I wanted to befriend her, be someone she laughed with,
to be worthy of her company.
And then the moment passed
and I saw the familiar face I expected all along,
eyes dull with misery, jaw slack with fatigue.
Too late, in the breaths that followed
I realized it was me in the mirror all along,
that for that instant
I saw myself through Your eyes.

Something like this has happened to me twice before, where I catch sight of someone in a mirror I genuinely don’t recognize, but it turns out to be me. It’s why I don’t like mirrors. It’s genuinely unnerving, even though what I saw both times was pleasant, and I kind of wondered if I’d somehow managed to glimpse myself the way others do. This time, it was while I was thinking of Loki, talking to Loki when I was once again questioning whether or not it’s worth the effort to keep existing. And then I was compelled to make the walk down the hall and around the corner to a mirror. And he gave me an answer, I suppose. I had to write it down, try to put that moment into words so I’d have something to look at when I need it. I’ve been looking at it a lot the last few days, along with screenshots of things my friends have messaged me. My friends are as inspiring and as extraordinary as the gods, and they’ve helped me without even realizing it.

So was Loki actually showing me what I look like to him? Or was my brain just so worn out and my anxiety so severe that I disassociated and had a split-second psychotic break from stress? Gut instinct says the former while my over-analytical “nothing is good so let’s rationalize it until it’s something much more horrifying and disastrous than it really is” brain suggests the latter. The moment gave me hope, though, and humbled me with the understanding of Loki’s influence, so even if it was delusion, it was a helpful delusion. Much more useful to my survival than the alternative.

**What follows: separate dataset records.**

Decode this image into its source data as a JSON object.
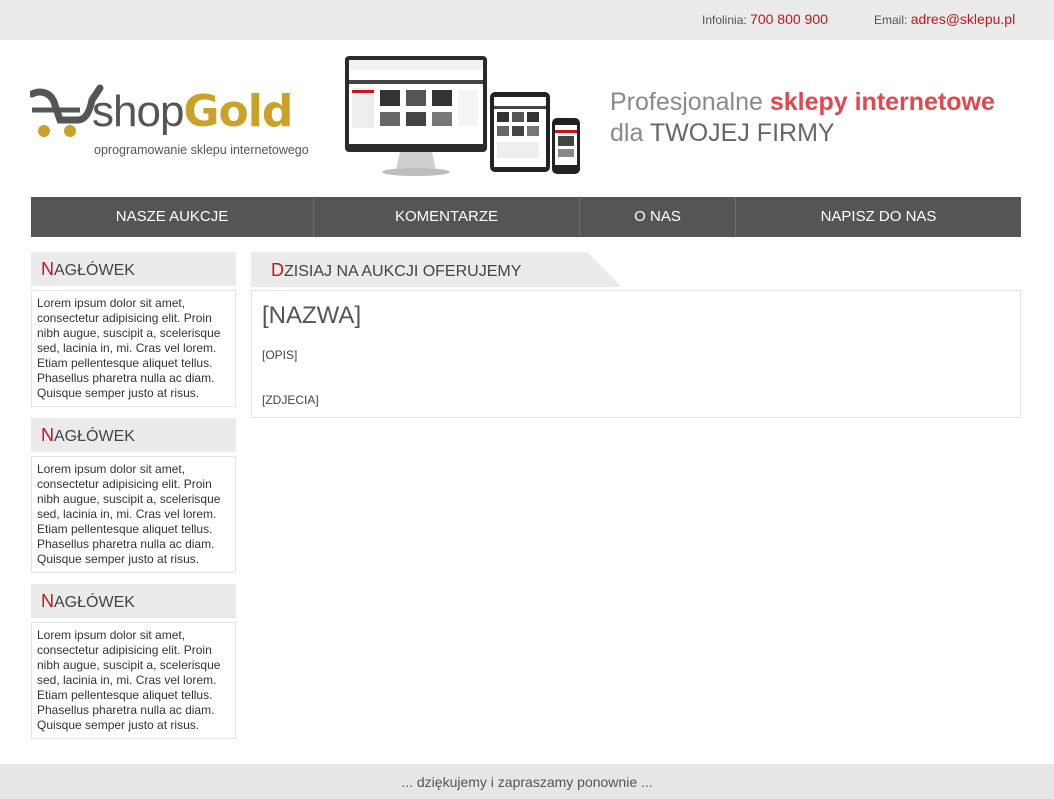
{
  "topbar": {
    "phone_label": "Infolinia:",
    "phone_value": "700 800 900",
    "email_label": "Email:",
    "email_value": "adres@sklepu.pl"
  },
  "logo": {
    "shop": "shop",
    "gold": "Gold",
    "tagline": "oprogramowanie sklepu internetowego"
  },
  "slogan": {
    "line1_a": "Profesjonalne ",
    "line1_b": "sklepy internetowe",
    "line2_a": "dla ",
    "line2_b": "TWOJEJ FIRMY"
  },
  "nav": {
    "items": [
      {
        "label": "NASZE AUKCJE"
      },
      {
        "label": "KOMENTARZE"
      },
      {
        "label": "O NAS"
      },
      {
        "label": "NAPISZ DO NAS"
      }
    ]
  },
  "sidebar": {
    "boxes": [
      {
        "head_first": "N",
        "head_rest": "AGŁÓWEK",
        "text": "Lorem ipsum dolor sit amet, consectetur adipisicing elit. Proin nibh augue, suscipit a, scelerisque sed, lacinia in, mi. Cras vel lorem. Etiam pellentesque aliquet tellus. Phasellus pharetra nulla ac diam. Quisque semper justo at risus."
      },
      {
        "head_first": "N",
        "head_rest": "AGŁÓWEK",
        "text": "Lorem ipsum dolor sit amet, consectetur adipisicing elit. Proin nibh augue, suscipit a, scelerisque sed, lacinia in, mi. Cras vel lorem. Etiam pellentesque aliquet tellus. Phasellus pharetra nulla ac diam. Quisque semper justo at risus."
      },
      {
        "head_first": "N",
        "head_rest": "AGŁÓWEK",
        "text": "Lorem ipsum dolor sit amet, consectetur adipisicing elit. Proin nibh augue, suscipit a, scelerisque sed, lacinia in, mi. Cras vel lorem. Etiam pellentesque aliquet tellus. Phasellus pharetra nulla ac diam. Quisque semper justo at risus."
      }
    ]
  },
  "main": {
    "head_first": "D",
    "head_rest": "ZISIAJ NA AUKCJI OFERUJEMY",
    "title": "[NAZWA]",
    "desc": "[OPIS]",
    "pics": "[ZDJECIA]"
  },
  "footer": {
    "text": "... dziękujemy i zapraszamy ponownie ..."
  },
  "colors": {
    "accent": "#c8141a",
    "nav_bg": "#555555",
    "gold": "#c9a227",
    "slogan_highlight": "#e3474d"
  }
}
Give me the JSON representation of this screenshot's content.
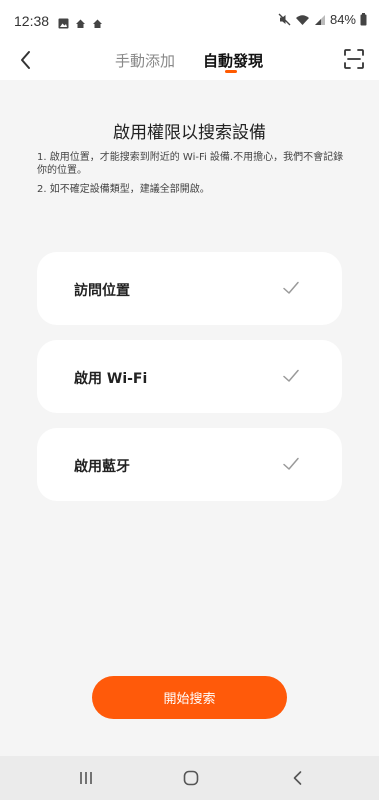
{
  "status_bar": {
    "time": "12:38",
    "battery_percent": "84%",
    "icons": [
      "gallery-icon",
      "app-notification-icon",
      "app-notification-icon",
      "mute-icon",
      "wifi-icon",
      "signal-icon",
      "battery-icon"
    ]
  },
  "header": {
    "tabs": [
      {
        "label": "手動添加",
        "active": false
      },
      {
        "label": "自動發現",
        "active": true
      }
    ],
    "left_icon": "back-chevron-icon",
    "right_icon": "scan-icon",
    "accent_color": "#ff5a00"
  },
  "main": {
    "title": "啟用權限以搜索設備",
    "tips": [
      "1. 啟用位置，才能搜索到附近的 Wi-Fi 設備.不用擔心，我們不會記錄你的位置。",
      "2. 如不確定設備類型，建議全部開啟。"
    ],
    "permissions": [
      {
        "label": "訪問位置",
        "checked": true
      },
      {
        "label": "啟用 Wi-Fi",
        "checked": true
      },
      {
        "label": "啟用藍牙",
        "checked": true
      }
    ],
    "start_button": "開始搜索"
  },
  "nav_bar": {
    "icons": [
      "recent-apps-icon",
      "home-icon",
      "back-icon"
    ]
  }
}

Still a fucking weird moment, though. But I’ll take it. And I’ll keep writing, and get the hang of conveying an experience in fewer (and very carefully chosen) words. Eventually, I’ll have a better grasp of structure and phrasing so I’ll be able to better write something worthy of his influence. But it’s a start, and it was impulsive, sparked by a glimmer of hope he gave me while I cried to him. It’s a moment I didn’t deserve, but a moment I needed nonetheless, something to focus on while my gray matter feels like it’s being electrocuted and the rest of me twitches in response.

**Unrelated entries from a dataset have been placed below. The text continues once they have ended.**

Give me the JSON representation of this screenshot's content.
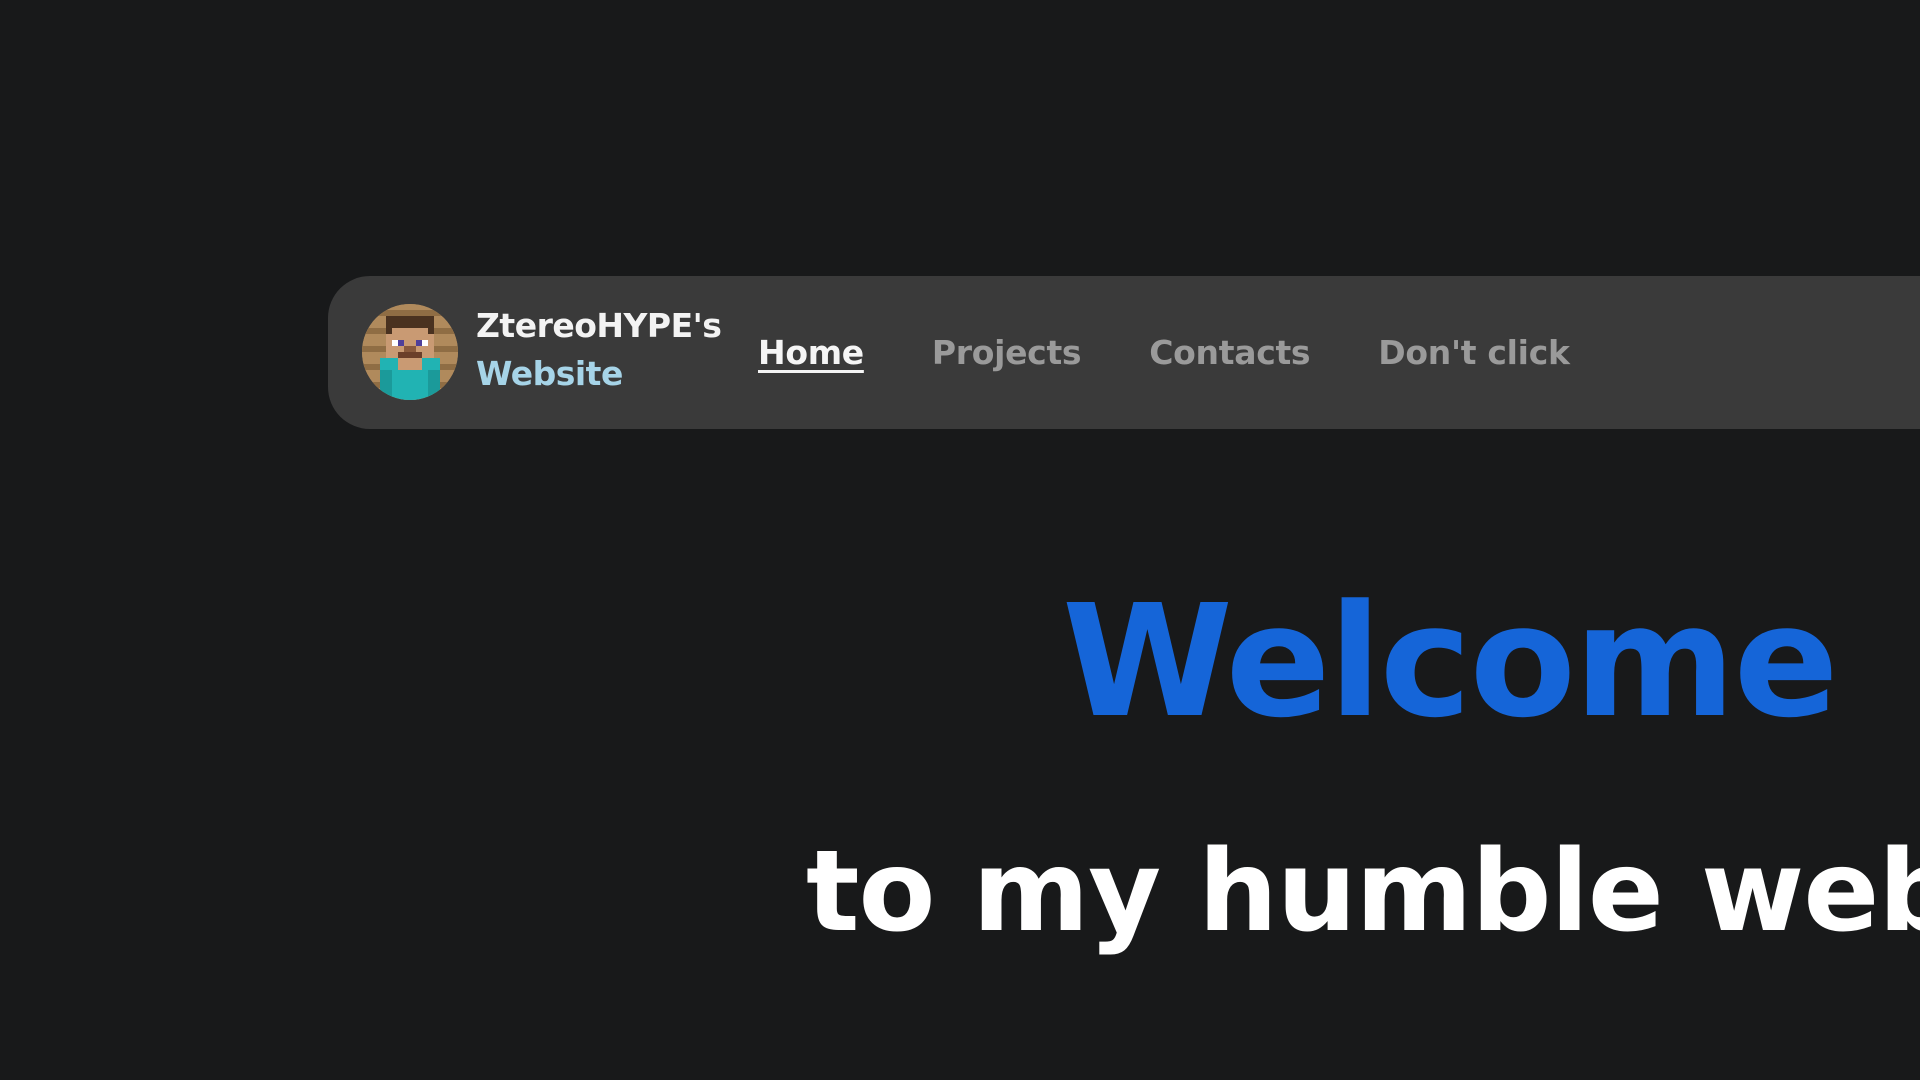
{
  "header": {
    "avatar_icon": "pixel-character-avatar-icon",
    "brand_line1": "ZtereoHYPE's",
    "brand_line2": "Website"
  },
  "nav": {
    "items": [
      {
        "label": "Home",
        "active": true
      },
      {
        "label": "Projects",
        "active": false
      },
      {
        "label": "Contacts",
        "active": false
      },
      {
        "label": "Don't click",
        "active": false
      }
    ]
  },
  "hero": {
    "title": "Welcome",
    "subtitle": "to my humble websi"
  },
  "colors": {
    "background": "#18191a",
    "navbar": "#3a3a3a",
    "accent_blue": "#1565d8",
    "brand_secondary": "#a6d4e8",
    "nav_inactive": "#9a9a9a"
  }
}
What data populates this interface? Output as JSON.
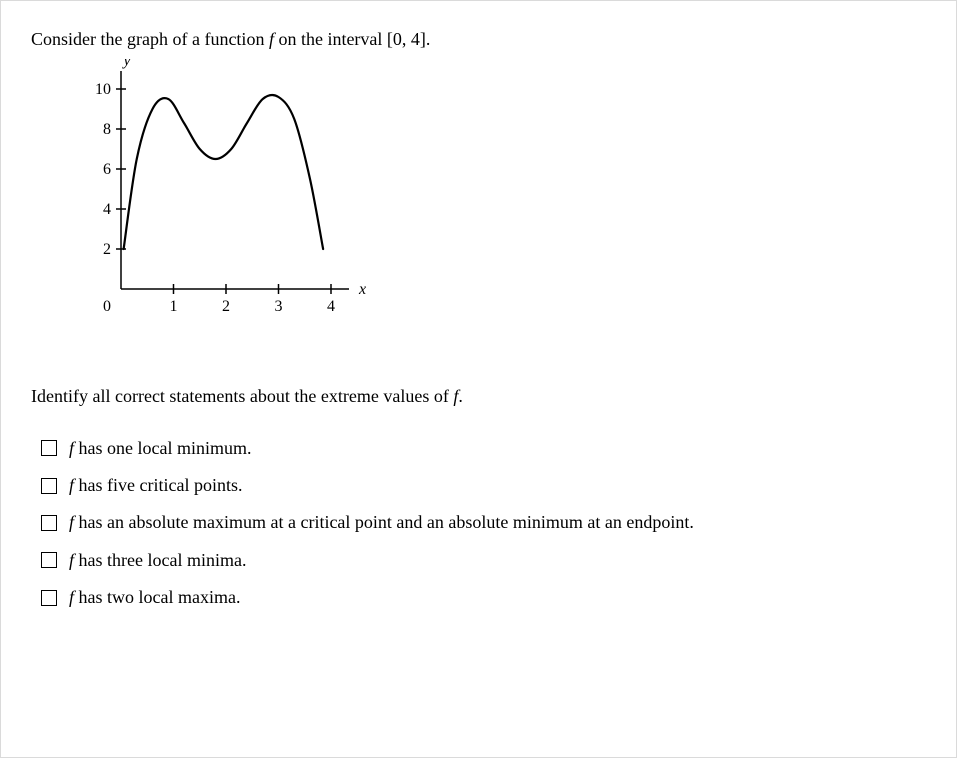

Chronic pain is a bitch, and mental health is a bitch and a half. Getting medical care in this country is expensive, even with good insurance. Unfortunately, having good health insurance means it’s hard to afford the copays. I’m exhausted, and I’m scared, and I feel myself slipping away more and more each day. But Loki is here to catch me. He’s made it clear time and time again that if and when I fall, he won’t let me hit the ground. He’s here to teach me how to fly. And though my wings feel broken, I have that moment from the other night, from that instant in a dark quiet hour when he showed me why he’s so certain I can fly.